Целую прямо в губы. Чувствую, как руки на плечах становятся почти нежными. А мои пальцы таки смогли коснуться холодного металла.

Это я вчера замешкалась, сегодня причин для волнения нет.

Потому что я скорее сдохну, чем стану бизнес-проектом. Чем дам убить моего отца!

Щелчок затвора и Иван широко раскрывает глаза. Но я уже кусаю его губу и, замешкавшись, он дает мне себя отодвинуть.

Толчок в дверь и взгляд. Глаза в глаза. Синие в стальные.

– Нина…

Раз…

Два…

Три…

Выстрел оглушает до звона в ушах. Борис отшатывается к стене. Хватается за грудь, по которой растекается красное пятно.

Отец тут же подбегает ко мне, а в голову тычутся два автомата.

– Не трогать! – выкрикивает Борис, и я впервые, впервые вижу, как дергается уголок его рта. – Если ты хотела попасть в сердце, то промазала.

– Потому что сердца нет, – выдыхаю я, и еще раз в его глаза. Только после этого отворачиваюсь.

Из дома мы бежим с отцом, только пятки сверкают. И очень удачно, что в машине Ивана остались ключи.

– Папа, – окликаю я его и сажусь за руль.

Он рядом. Трясется, сжимая в руках документы.

– Надо было оставить? – спрашивает он меня, и мне хочется истерично смеяться, потому что я не знаю. Не знаю. Теперь я ничего не знаю.

– Сможешь быстро загнать их за пол цены?

– Постараюсь, – немного подумал, сказал он, пока я разгонялась по аллее. Ворота были закрыты, но мне уже все равно. – Нина? Не перебор?

Я только сжимаю руль пальцами, только ощущаю, как рванными толчками бьется в груди сердце, как в голове все еще шумит. Как слезы ручьями текут по лицу, и закрываю глаза, когда бампер ударом врезается в кованые ворота. Раскрывает их.

Так же, как раскрылись мои глаза на часть личности Бориса.

Открываю глаза и вижу, как папа поддерживает руль, но на меня не смотрит.

Мне еще предстоит ему сказать, что Уля неизвестно где и жива ли. А ему нужно будет мне рассказать про плен Бориса. Но учитывая побег, который мы совершаем, спустя пятнадцать минут, погружая вещи в нашу Ниву, времени у нас будет достаточно.

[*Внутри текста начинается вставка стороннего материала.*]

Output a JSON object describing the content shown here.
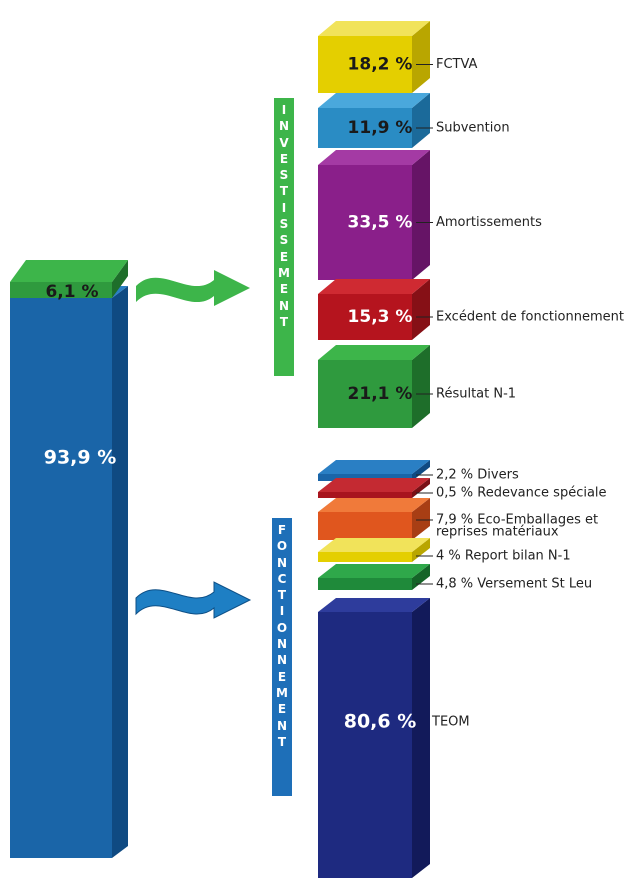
{
  "left": {
    "top_block": "6,1 %",
    "main_block": "93,9 %"
  },
  "investissement": {
    "title": "INVESTISSEMENT",
    "items": [
      {
        "value": "18,2 %",
        "label": "FCTVA"
      },
      {
        "value": "11,9 %",
        "label": "Subvention"
      },
      {
        "value": "33,5 %",
        "label": "Amortissements"
      },
      {
        "value": "15,3 %",
        "label": "Excédent de fonctionnement"
      },
      {
        "value": "21,1 %",
        "label": "Résultat N-1"
      }
    ]
  },
  "fonctionnement": {
    "title": "FONCTIONNEMENT",
    "items": [
      {
        "label": "2,2 % Divers"
      },
      {
        "label": "0,5 % Redevance spéciale"
      },
      {
        "label": [
          "7,9 % Eco-Emballages et",
          "reprises matériaux"
        ]
      },
      {
        "label": "4 % Report bilan N-1"
      },
      {
        "label": "4,8 % Versement St Leu"
      },
      {
        "value": "80,6 %",
        "label": "TEOM"
      }
    ]
  }
}
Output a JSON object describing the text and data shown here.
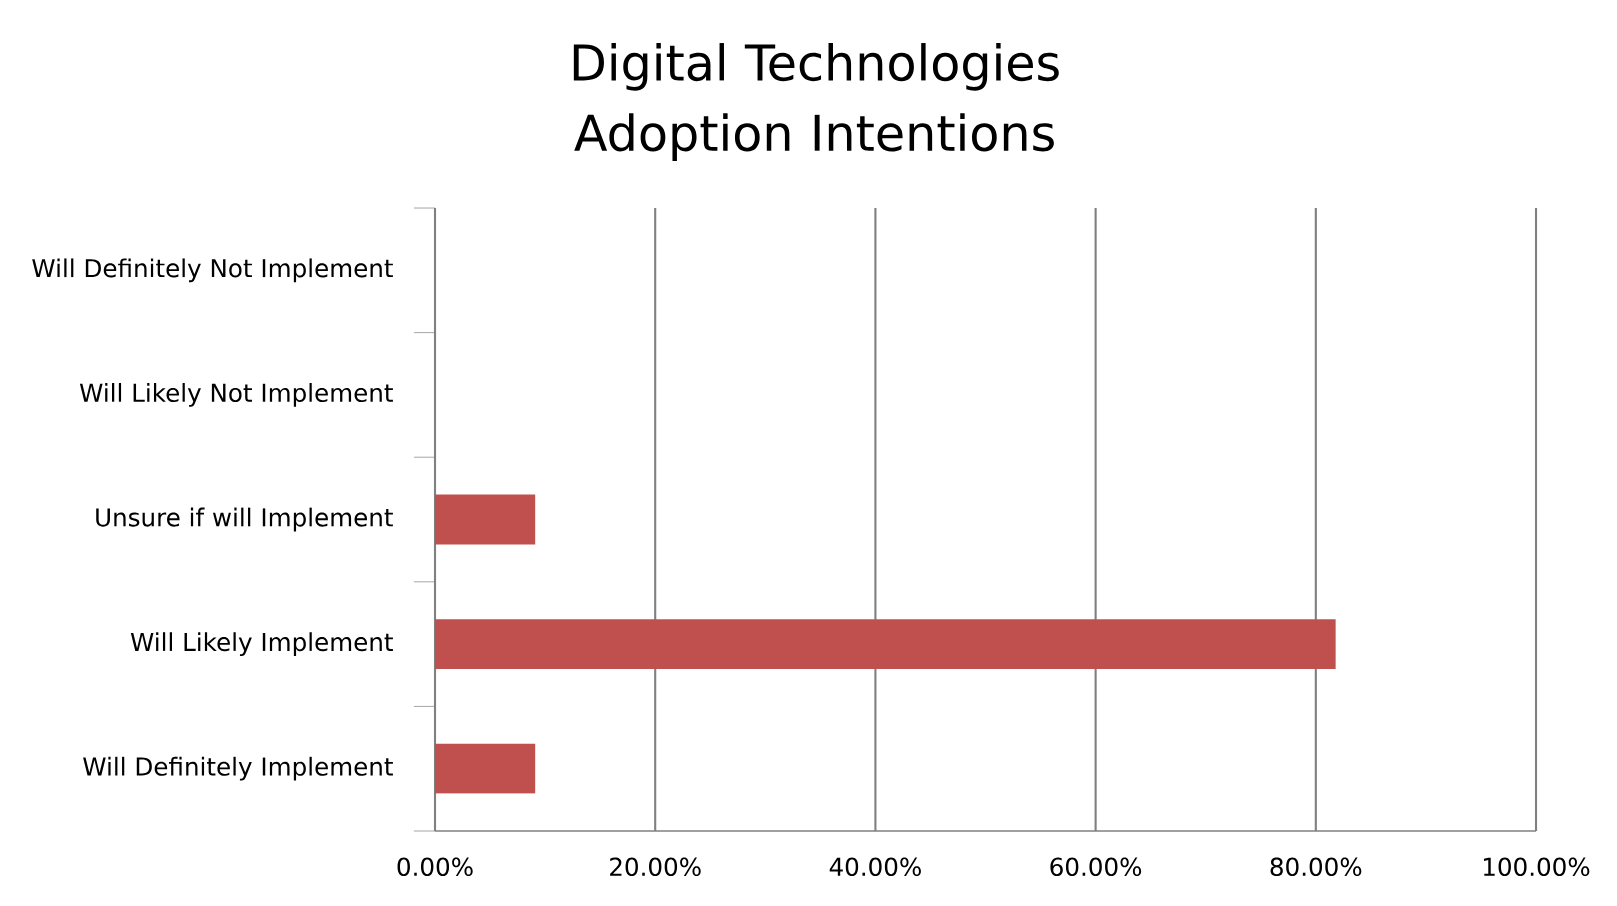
{
  "chart_data": {
    "type": "bar",
    "orientation": "horizontal",
    "title": "Digital Technologies Adoption Intentions",
    "categories": [
      "Will Definitely Not Implement",
      "Will Likely Not Implement",
      "Unsure if will Implement",
      "Will Likely Implement",
      "Will Definitely Implement"
    ],
    "values": [
      0,
      0,
      9.1,
      81.8,
      9.1
    ],
    "color": "#c0504d",
    "xlim": [
      0,
      100
    ],
    "xticks": [
      {
        "value": 0,
        "label": "0.00%"
      },
      {
        "value": 20,
        "label": "20.00%"
      },
      {
        "value": 40,
        "label": "40.00%"
      },
      {
        "value": 60,
        "label": "60.00%"
      },
      {
        "value": 80,
        "label": "80.00%"
      },
      {
        "value": 100,
        "label": "100.00%"
      }
    ],
    "grid": "x"
  }
}
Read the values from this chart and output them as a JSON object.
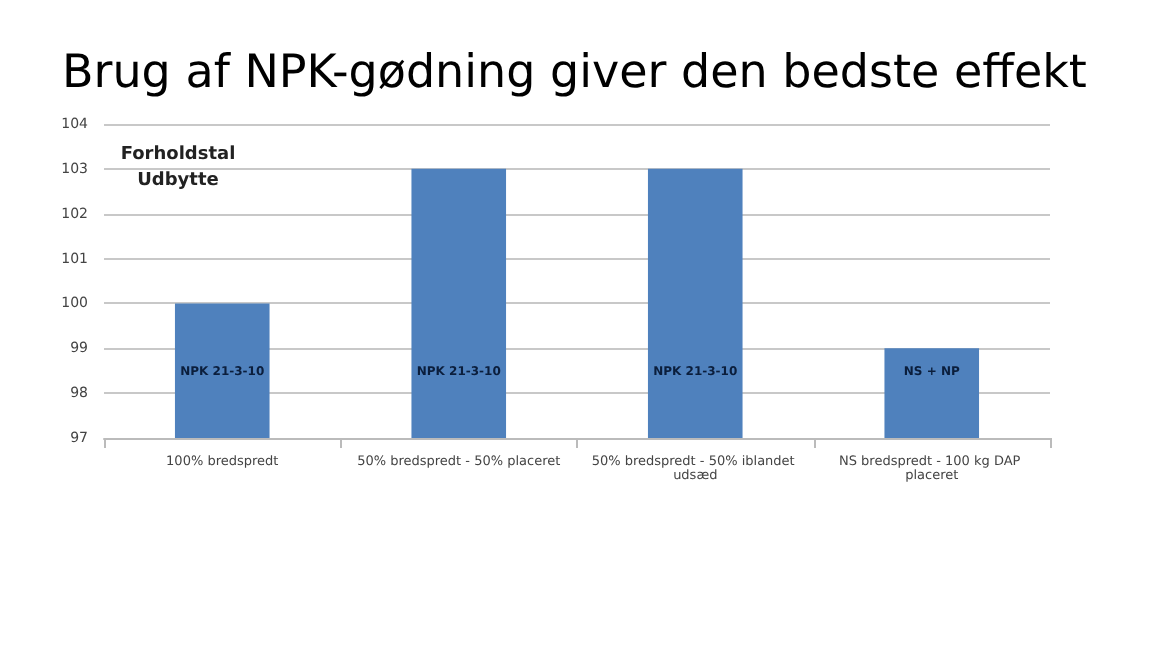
{
  "chart_data": {
    "type": "bar",
    "title": "Brug af NPK-gødning giver den bedste effekt",
    "ylabel": "Forholdstal\nUdbytte",
    "categories": [
      "100% bredspredt",
      "50% bredspredt - 50% placeret",
      "50% bredspredt - 50% iblandet udsæd",
      "NS bredspredt - 100 kg DAP placeret"
    ],
    "values": [
      100,
      103,
      103,
      99
    ],
    "value_labels": [
      "NPK 21-3-10",
      "NPK 21-3-10",
      "NPK 21-3-10",
      "NS + NP"
    ],
    "color": "#4f81bd",
    "ylim": [
      97,
      104
    ],
    "yticks": [
      97,
      98,
      99,
      100,
      101,
      102,
      103,
      104
    ],
    "grid": "y"
  }
}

Достаточно времени, чтобы подумать, а что я, собственно, натворила.

– Ты убила его? – неверяще охает мать, а я пожимаю плечами.

– Он же в стальной броне, что с ним может сделать одна маленькая пуля. Что с ним могу сделать я.

– Даже у стальной брони есть слабые места, – как-то торопливо шепчет мама, сжимая в руке мою руку, пока мы мчим по заснеженной трассе.

– Это слабое место не я, мам. Точно не я.

Жалею ли я о том, что натворила? Нет, только жалею, что не забрала Виктора, кусочек черного хвостика которого видела, когда убегала. И я бы взяла его, да куда? На чемоданы.

А еще жалею, что пришлось позвонить Жене.

– Чего тебе? – отвечает она со всей любезностью, на какую способна. – На свадьбу не приду.

– Ее и не будет. Я ушла от Бориса, – если можно так сказать.

– Боже! Да девочка выросла! Ты в Новосибирск!? Я с тобой. Москва эта уже в печенках сидит. А где как не в Сибири водятся самые стальные мужики?

Она смеется, а мне не до смеха. Я не знаю, смогу ли теперь вообще засмеяться.